/ 16 May 1997

`Why can’t they go back to Soweto?’

Ann Eveleth

BLACK students attending school in a working-class Afrikaans suburb of Pretoria West should “go back to Soweto”, said white parents standing guard outside Elandspoort High School this week after three days of racial clashes which saw two students hospitalised with bat and knife wounds.

By Thursday morning the school was still struggling to return to normality as Gauteng Education Department officials probed the tensions.

A minor spark – a disputed verbal exchange between a white Afrikaans teacher and two black students – ignited deep-seated racial animosity which by most accounts had been brewing since the school first began integrating in 1995.

“I don’t know why they must go to white schools. Why can’t they go back to Soweto or somewhere else? You can’t mix the blacks with the Afrikaans,” an irate Afrikaans- speaking mother told the Mail & Guardian.

The woman, who declined to be named, was one of a dozen white parents who spent Thursday morning watching for renewed clashes. A dozen black parents also stood guard, but the two groups stood 100m apart and made no attempt to resolve their children’s differences.

Black students now comprise about 40% of the school’s 800 students.

“If you want better education for your children, you will take them to the best school you can,” said Michael Mampa, a nurse and parent of a pupil. “Those white parents say we must go back to Atteridgeville, Shoshanguve and Garankuwa, but what must we do if the schools are full?”

Mampa and the other black parents, like their children, want the school to take action against a small group of white boys from the first rugby team whom they call the “pie gang”.

Black students like David Mathlape and Ephraim Ndlovu say the pie gang is behind the tensions they claim have been brewing since they first entered Elandspoort.

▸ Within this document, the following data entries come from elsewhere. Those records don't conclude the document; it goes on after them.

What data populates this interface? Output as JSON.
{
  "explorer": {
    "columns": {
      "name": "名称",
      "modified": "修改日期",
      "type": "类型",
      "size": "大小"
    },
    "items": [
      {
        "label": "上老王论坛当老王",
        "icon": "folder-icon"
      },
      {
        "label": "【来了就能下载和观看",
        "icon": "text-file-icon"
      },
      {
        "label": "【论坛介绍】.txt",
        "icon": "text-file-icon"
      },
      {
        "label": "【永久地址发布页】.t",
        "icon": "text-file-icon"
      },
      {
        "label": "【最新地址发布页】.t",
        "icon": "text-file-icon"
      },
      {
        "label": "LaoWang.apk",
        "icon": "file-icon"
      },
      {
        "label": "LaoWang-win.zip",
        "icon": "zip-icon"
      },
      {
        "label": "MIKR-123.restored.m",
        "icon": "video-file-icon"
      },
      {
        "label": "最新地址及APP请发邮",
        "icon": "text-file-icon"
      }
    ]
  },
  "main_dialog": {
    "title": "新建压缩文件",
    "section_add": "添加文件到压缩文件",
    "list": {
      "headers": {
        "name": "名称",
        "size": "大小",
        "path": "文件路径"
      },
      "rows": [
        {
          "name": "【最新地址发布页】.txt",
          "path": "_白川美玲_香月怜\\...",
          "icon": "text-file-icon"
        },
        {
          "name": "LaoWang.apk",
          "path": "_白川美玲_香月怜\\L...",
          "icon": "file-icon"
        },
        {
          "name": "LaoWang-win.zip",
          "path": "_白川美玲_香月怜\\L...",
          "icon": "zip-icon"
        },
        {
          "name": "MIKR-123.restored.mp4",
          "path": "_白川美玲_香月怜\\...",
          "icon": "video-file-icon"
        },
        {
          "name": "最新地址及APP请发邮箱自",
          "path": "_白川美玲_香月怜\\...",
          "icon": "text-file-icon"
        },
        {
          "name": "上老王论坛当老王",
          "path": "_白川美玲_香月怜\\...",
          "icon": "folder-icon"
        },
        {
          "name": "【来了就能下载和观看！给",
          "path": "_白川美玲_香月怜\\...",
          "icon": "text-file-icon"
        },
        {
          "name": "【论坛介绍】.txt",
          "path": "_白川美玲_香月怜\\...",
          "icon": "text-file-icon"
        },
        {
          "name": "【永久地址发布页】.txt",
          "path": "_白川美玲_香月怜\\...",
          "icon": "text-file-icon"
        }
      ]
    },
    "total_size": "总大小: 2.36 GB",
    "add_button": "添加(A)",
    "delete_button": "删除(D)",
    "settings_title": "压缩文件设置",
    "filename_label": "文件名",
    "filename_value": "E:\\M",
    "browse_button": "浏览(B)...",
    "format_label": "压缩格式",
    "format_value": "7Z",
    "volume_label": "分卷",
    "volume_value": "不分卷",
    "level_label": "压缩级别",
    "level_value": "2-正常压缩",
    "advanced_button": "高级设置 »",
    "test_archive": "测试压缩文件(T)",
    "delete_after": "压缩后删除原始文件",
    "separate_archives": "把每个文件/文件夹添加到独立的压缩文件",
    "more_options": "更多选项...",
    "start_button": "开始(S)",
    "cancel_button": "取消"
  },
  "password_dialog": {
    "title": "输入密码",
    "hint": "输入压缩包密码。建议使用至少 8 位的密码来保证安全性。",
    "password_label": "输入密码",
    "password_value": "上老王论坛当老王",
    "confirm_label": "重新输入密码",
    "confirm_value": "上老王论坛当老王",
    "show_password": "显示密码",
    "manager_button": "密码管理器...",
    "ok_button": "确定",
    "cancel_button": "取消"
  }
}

“They always push us and call us kaffirs and niggers, but the principal never does anything because their parents sponsor the rugby team,” said Mathlape.

At the centre of the black students’ allegations is a star rugby player named Gert. His parents were not at the school on Thursday, but the other white parents rushed to his defence: “All the people accuse Gert just because he’s a good rugby player and a good sportsman,” said a local businessman named Dana who claimed to be the rugby team’s main sponsor.

“If they expel one student from that team, this school will be unruleable because we are going to ask the parents of Danville to take their kids out of school. If they want to take over the school they can have it, but they won’t get any of our funding,” said Vincent Botha.